The footage also shows a tall, bearded black man fighting to free Hagan from the clutches of the police and eyewitnesses. This man was later identified as William Bradley of the Newark mosque.

   In an affidavit signed in 1977, Hagan swore that neither Butler nor Johnson were involved in the assassination. Instead, he claimed that an individual named Leon Davis was one of the shooters who used a handgun. He also claimed that a “Ben Thomas” and a “Wilbur McKinley” also participated along with William Bradley.

 

https://en.wikisource.org/wiki/Hayer_affidavits

  

   A document from Johnson’s hospital records show that he was visited by the following NOI members from New Jersey  between August 1964 and December 1965:

·                     Earl Davis, 166 Wells Street in Paterson, New Jersey.

·                     Leon 3X Davis, 166 Wells Street, Paterson.

·                     James 3X McGregor (Shabazz), Newark minister.

·                     Captain John 3X Nash, Newark mosque.

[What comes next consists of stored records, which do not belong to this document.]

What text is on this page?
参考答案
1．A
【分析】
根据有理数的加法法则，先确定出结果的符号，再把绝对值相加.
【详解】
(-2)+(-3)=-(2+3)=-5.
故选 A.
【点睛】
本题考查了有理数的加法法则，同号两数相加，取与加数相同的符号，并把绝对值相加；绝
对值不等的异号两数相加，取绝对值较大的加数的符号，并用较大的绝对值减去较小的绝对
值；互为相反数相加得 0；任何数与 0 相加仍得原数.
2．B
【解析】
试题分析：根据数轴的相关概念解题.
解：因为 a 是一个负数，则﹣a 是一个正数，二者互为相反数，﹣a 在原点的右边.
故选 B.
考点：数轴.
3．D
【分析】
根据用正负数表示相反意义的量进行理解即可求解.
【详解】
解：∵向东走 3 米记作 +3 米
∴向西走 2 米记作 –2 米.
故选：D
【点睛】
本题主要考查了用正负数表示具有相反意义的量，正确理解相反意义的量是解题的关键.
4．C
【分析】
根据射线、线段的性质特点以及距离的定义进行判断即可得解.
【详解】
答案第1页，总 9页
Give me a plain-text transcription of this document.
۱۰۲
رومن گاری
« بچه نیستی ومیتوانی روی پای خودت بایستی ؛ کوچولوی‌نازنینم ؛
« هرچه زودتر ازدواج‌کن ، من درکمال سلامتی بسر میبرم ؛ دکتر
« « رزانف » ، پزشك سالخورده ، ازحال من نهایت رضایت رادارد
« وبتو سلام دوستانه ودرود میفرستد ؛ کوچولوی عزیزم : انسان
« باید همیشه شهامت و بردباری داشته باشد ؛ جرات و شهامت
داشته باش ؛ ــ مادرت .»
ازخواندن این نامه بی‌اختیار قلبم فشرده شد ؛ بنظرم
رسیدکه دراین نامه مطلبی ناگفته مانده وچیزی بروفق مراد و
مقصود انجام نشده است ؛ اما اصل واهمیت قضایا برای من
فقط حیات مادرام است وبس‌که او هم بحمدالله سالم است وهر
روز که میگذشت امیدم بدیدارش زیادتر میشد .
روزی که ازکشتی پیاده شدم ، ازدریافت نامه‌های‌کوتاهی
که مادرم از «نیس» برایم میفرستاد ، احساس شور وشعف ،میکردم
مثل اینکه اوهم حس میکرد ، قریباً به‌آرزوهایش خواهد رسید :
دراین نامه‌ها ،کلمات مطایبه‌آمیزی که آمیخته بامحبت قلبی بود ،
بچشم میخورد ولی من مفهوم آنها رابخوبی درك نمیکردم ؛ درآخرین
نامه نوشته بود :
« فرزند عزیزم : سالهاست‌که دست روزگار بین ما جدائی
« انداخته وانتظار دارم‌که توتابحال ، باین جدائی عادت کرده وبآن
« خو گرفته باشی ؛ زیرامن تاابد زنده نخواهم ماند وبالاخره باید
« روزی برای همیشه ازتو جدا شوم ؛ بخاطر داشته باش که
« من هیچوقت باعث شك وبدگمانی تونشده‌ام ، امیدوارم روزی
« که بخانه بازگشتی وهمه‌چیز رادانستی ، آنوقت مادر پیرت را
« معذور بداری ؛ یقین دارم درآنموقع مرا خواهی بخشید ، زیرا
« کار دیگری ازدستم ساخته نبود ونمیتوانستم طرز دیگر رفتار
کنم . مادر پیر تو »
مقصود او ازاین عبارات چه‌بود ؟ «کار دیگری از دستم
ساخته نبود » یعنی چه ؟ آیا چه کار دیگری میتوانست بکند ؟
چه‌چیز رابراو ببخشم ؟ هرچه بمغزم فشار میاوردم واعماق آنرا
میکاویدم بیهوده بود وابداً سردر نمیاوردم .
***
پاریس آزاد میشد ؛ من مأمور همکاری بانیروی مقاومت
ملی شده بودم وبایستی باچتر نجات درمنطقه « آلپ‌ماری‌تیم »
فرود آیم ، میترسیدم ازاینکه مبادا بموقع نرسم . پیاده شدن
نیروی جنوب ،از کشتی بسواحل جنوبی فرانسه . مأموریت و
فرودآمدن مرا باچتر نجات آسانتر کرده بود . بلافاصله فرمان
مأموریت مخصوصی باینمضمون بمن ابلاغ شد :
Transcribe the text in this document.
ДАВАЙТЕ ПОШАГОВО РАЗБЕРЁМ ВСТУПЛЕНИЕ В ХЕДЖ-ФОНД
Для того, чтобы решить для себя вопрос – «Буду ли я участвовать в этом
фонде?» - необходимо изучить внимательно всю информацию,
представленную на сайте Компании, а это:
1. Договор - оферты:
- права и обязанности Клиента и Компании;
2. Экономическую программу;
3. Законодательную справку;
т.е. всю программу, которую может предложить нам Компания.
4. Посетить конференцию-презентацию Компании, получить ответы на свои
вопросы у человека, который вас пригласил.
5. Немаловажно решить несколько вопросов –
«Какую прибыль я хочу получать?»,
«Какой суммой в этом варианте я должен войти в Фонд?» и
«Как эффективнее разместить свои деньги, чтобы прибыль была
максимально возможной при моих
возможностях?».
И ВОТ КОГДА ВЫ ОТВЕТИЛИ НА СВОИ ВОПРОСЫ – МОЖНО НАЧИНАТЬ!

·                     Edwina X McCallum, Newark mosque.

·                     Benjamin 2X Thomas, 288 Hamilton Avenue, Paterson.

·                     Willard X McQueen [Wilbur McKinley], 246 So. Orange Avenue, Newark.


Four people implicated by Hagan and other reliable sources on the assassination also visited Johnson. As such, Hagan's trial testimony and his subsequent affidavits are riddled with fabrications and half-truths. Butler’s attempt to receive exoneration (after which he could file a lawsuit seeking millions) has been championed by the Innocence Project and others, who clearly have not examined the evidence closely.